Thanks in advance. I have a data frame of family members and their relationship to the "head of household", and I'd like to count the number of unique combinations of family structures.
I can achieve this (likely in a roundabout way) by converting the data to a wide format and using ddply count, but this does not account for identical family structures that are in a different order. Like such:
familyMember <- c("son","son","Head of household","daughter","grandmother","Head of household","son",
"Head of household","son","son","daughter","grandmother","Head of household","son")
familyGroup <- c(1,1,1,2,2,2,2,3,3,3,4,4,4,4)
families <- data.frame(familyMember,familyGroup)
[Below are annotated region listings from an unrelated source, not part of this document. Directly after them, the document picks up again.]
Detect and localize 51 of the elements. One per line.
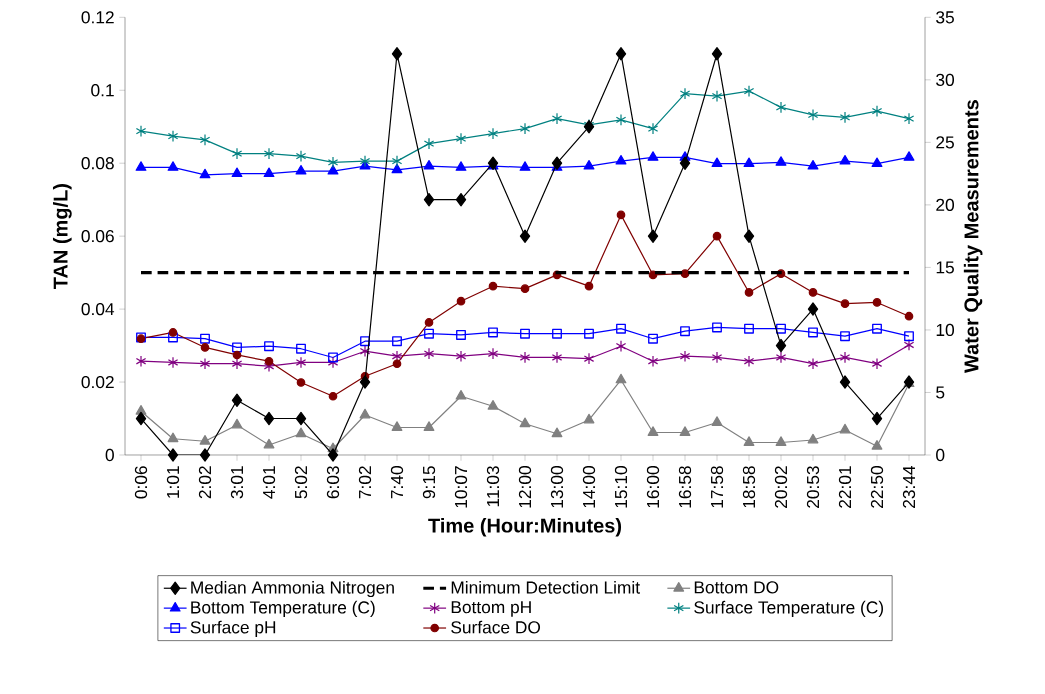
y2-axis-title: Water Quality Measurements [963, 100, 983, 374]
x-tick-label: 14:00 [582, 466, 596, 508]
legend-label: Surface Temperature (C) [694, 600, 884, 618]
x-tick-label: 12:00 [518, 466, 532, 508]
x-tick-label: 16:58 [678, 466, 692, 508]
y2-tick-label: 25 [936, 136, 954, 149]
y-tick-label: 0.02 [81, 375, 114, 389]
y2-tick-label: 35 [936, 11, 954, 24]
x-tick-label: 15:10 [614, 466, 628, 508]
legend-label: Bottom DO [694, 581, 779, 594]
x-tick-label: 17:58 [710, 466, 724, 508]
x-tick-label: 22:50 [870, 466, 884, 508]
x-tick-label: 4:01 [262, 466, 276, 499]
x-tick-label: 20:53 [806, 466, 820, 508]
legend-label: Surface DO [451, 620, 541, 634]
x-tick-label: 22:01 [838, 466, 852, 508]
x-tick-label: 13:00 [550, 466, 564, 508]
y2-tick-label: 15 [936, 261, 954, 274]
x-tick-label: 0:06 [134, 466, 148, 499]
legend-label: Surface pH [190, 620, 276, 637]
x-tick-label: 3:01 [230, 466, 244, 499]
x-tick-label: 7:02 [358, 466, 372, 499]
x-tick-label: 7:40 [390, 466, 404, 499]
x-tick-label: 20:02 [774, 466, 788, 508]
x-tick-label: 18:58 [742, 466, 756, 508]
x-tick-label: 1:01 [166, 466, 180, 498]
y2-tick-label: 5 [936, 386, 945, 399]
x-tick-label: 2:02 [198, 466, 212, 499]
legend-label: Bottom Temperature (C) [191, 600, 375, 618]
x-tick-label: 10:07 [454, 466, 468, 508]
x-tick-label: 5:02 [294, 466, 308, 499]
y2-tick-label: 10 [936, 323, 955, 337]
y2-tick-label: 0 [936, 448, 945, 462]
y-tick-label: 0.04 [81, 302, 115, 316]
y-tick-label: 0.06 [81, 230, 114, 243]
legend-label: Median Ammonia Nitrogen [191, 580, 394, 598]
y2-tick-label: 20 [936, 198, 955, 212]
y-tick-label: 0.08 [81, 157, 114, 170]
x-tick-label: 23:44 [902, 465, 916, 508]
legend-label: Minimum Detection Limit [451, 580, 640, 594]
y2-tick-label: 30 [936, 73, 955, 86]
x-tick-label: 9:15 [422, 466, 436, 499]
x-axis-title: Time (Hour:Minutes) [428, 517, 622, 537]
y-tick-label: 0.1 [91, 84, 114, 97]
y-tick-label: 0 [105, 448, 114, 462]
y-tick-label: 0.12 [81, 11, 114, 24]
legend-label: Bottom pH [451, 601, 531, 617]
y-axis-title: TAN (mg/L) [52, 184, 72, 290]
x-tick-label: 11:03 [486, 466, 500, 507]
x-tick-label: 16:00 [646, 466, 660, 508]
x-tick-label: 6:03 [326, 466, 340, 499]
Note that familyGroups '2' and '4' are exactly the same family structure in the same order. Note that familyGroups '1' and '3' are the same family structure but are in a different order. I then use dplyr to create an index that is the count of 'family member' for each 'family group'
familiesIndex <- ddply(families, .(familyGroup), mutate,
index = paste0('family', 1:length(familyGroup)))
Next I reshape to wide format:
familiesIndex_reshape <- reshape(familiesIndex, idvar = "familyGroup", timevar="index", direction = "wide")
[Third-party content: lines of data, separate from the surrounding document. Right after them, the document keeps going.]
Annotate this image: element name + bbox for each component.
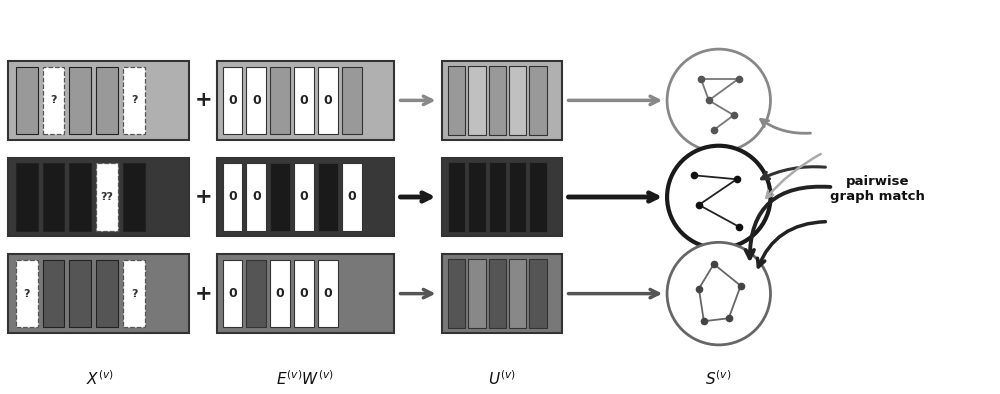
Text: 0: 0 bbox=[300, 191, 308, 203]
Bar bbox=[96, 260, 118, 327]
Bar bbox=[16, 260, 38, 327]
Bar bbox=[123, 260, 145, 327]
Bar bbox=[43, 67, 64, 134]
Bar bbox=[318, 67, 338, 134]
Bar bbox=[223, 164, 242, 230]
Text: ??: ?? bbox=[101, 192, 114, 202]
Circle shape bbox=[667, 146, 770, 248]
Bar bbox=[448, 162, 465, 232]
Bar bbox=[96, 164, 118, 230]
Bar bbox=[442, 254, 562, 333]
Text: +: + bbox=[195, 187, 212, 207]
Text: +: + bbox=[195, 284, 212, 304]
Text: ?: ? bbox=[23, 289, 30, 299]
Bar bbox=[489, 66, 506, 135]
Text: $S^{(v)}$: $S^{(v)}$ bbox=[705, 369, 732, 388]
Bar bbox=[294, 164, 314, 230]
Bar bbox=[468, 66, 486, 135]
Bar bbox=[223, 67, 242, 134]
Text: ?: ? bbox=[131, 95, 137, 105]
Circle shape bbox=[667, 49, 770, 152]
Bar bbox=[43, 260, 64, 327]
FancyArrowPatch shape bbox=[746, 187, 830, 258]
Bar bbox=[217, 254, 394, 333]
Bar bbox=[318, 260, 338, 327]
Bar bbox=[96, 67, 118, 134]
Bar bbox=[123, 67, 145, 134]
Bar bbox=[294, 260, 314, 327]
Text: 0: 0 bbox=[228, 94, 237, 107]
Bar bbox=[468, 259, 486, 328]
Bar bbox=[223, 260, 242, 327]
Bar bbox=[448, 66, 465, 135]
Bar bbox=[217, 61, 394, 140]
FancyArrowPatch shape bbox=[766, 154, 821, 198]
Text: $E^{(v)}W^{(v)}$: $E^{(v)}W^{(v)}$ bbox=[276, 369, 334, 388]
Text: 0: 0 bbox=[300, 94, 308, 107]
Bar bbox=[217, 158, 394, 236]
Text: $X^{(v)}$: $X^{(v)}$ bbox=[86, 369, 114, 388]
Bar bbox=[8, 158, 189, 236]
Text: ?: ? bbox=[50, 95, 57, 105]
Bar bbox=[489, 259, 506, 328]
Bar bbox=[69, 164, 91, 230]
Bar bbox=[342, 67, 362, 134]
Text: 0: 0 bbox=[252, 94, 261, 107]
Text: +: + bbox=[195, 90, 212, 110]
Bar bbox=[442, 158, 562, 236]
Text: 0: 0 bbox=[347, 191, 356, 203]
Text: 0: 0 bbox=[276, 287, 285, 300]
Text: 0: 0 bbox=[324, 94, 332, 107]
FancyArrowPatch shape bbox=[761, 119, 810, 133]
Bar bbox=[509, 66, 526, 135]
Bar bbox=[16, 67, 38, 134]
Bar bbox=[342, 164, 362, 230]
Text: 0: 0 bbox=[228, 191, 237, 203]
Bar bbox=[529, 162, 547, 232]
FancyArrowPatch shape bbox=[758, 222, 825, 267]
Bar bbox=[318, 164, 338, 230]
Bar bbox=[468, 162, 486, 232]
Text: 0: 0 bbox=[228, 287, 237, 300]
Text: 0: 0 bbox=[324, 287, 332, 300]
Bar bbox=[69, 67, 91, 134]
Text: 0: 0 bbox=[252, 191, 261, 203]
Bar bbox=[270, 260, 290, 327]
Text: pairwise
graph match: pairwise graph match bbox=[830, 175, 925, 203]
Bar bbox=[69, 260, 91, 327]
Bar bbox=[294, 67, 314, 134]
Circle shape bbox=[667, 242, 770, 345]
Bar bbox=[8, 254, 189, 333]
Bar bbox=[489, 162, 506, 232]
Bar bbox=[509, 259, 526, 328]
Bar bbox=[270, 67, 290, 134]
Text: $U^{(v)}$: $U^{(v)}$ bbox=[488, 369, 516, 388]
Bar bbox=[8, 61, 189, 140]
Bar bbox=[448, 259, 465, 328]
Bar bbox=[43, 164, 64, 230]
Bar bbox=[509, 162, 526, 232]
Bar bbox=[529, 66, 547, 135]
Bar bbox=[529, 259, 547, 328]
Bar bbox=[16, 164, 38, 230]
Bar bbox=[246, 67, 266, 134]
Text: ?: ? bbox=[131, 289, 137, 299]
Text: 0: 0 bbox=[300, 287, 308, 300]
Bar bbox=[270, 164, 290, 230]
FancyArrowPatch shape bbox=[762, 167, 825, 179]
Bar bbox=[246, 260, 266, 327]
Bar bbox=[123, 164, 145, 230]
Bar bbox=[246, 164, 266, 230]
Bar bbox=[442, 61, 562, 140]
Finally, I use count to get the number of unique combinations:
familiesIndex_reshape_Unique <- count(familiesIndex_reshape,
familyMember.family1,
familyMember.family2,
familyMember.family3,
familyMember.family4) %>% ungroup()
This leads to separate groups for familyGroups 1 and 3. I'd like these two groups to be counted as the same despite their order. Thanks so much, again.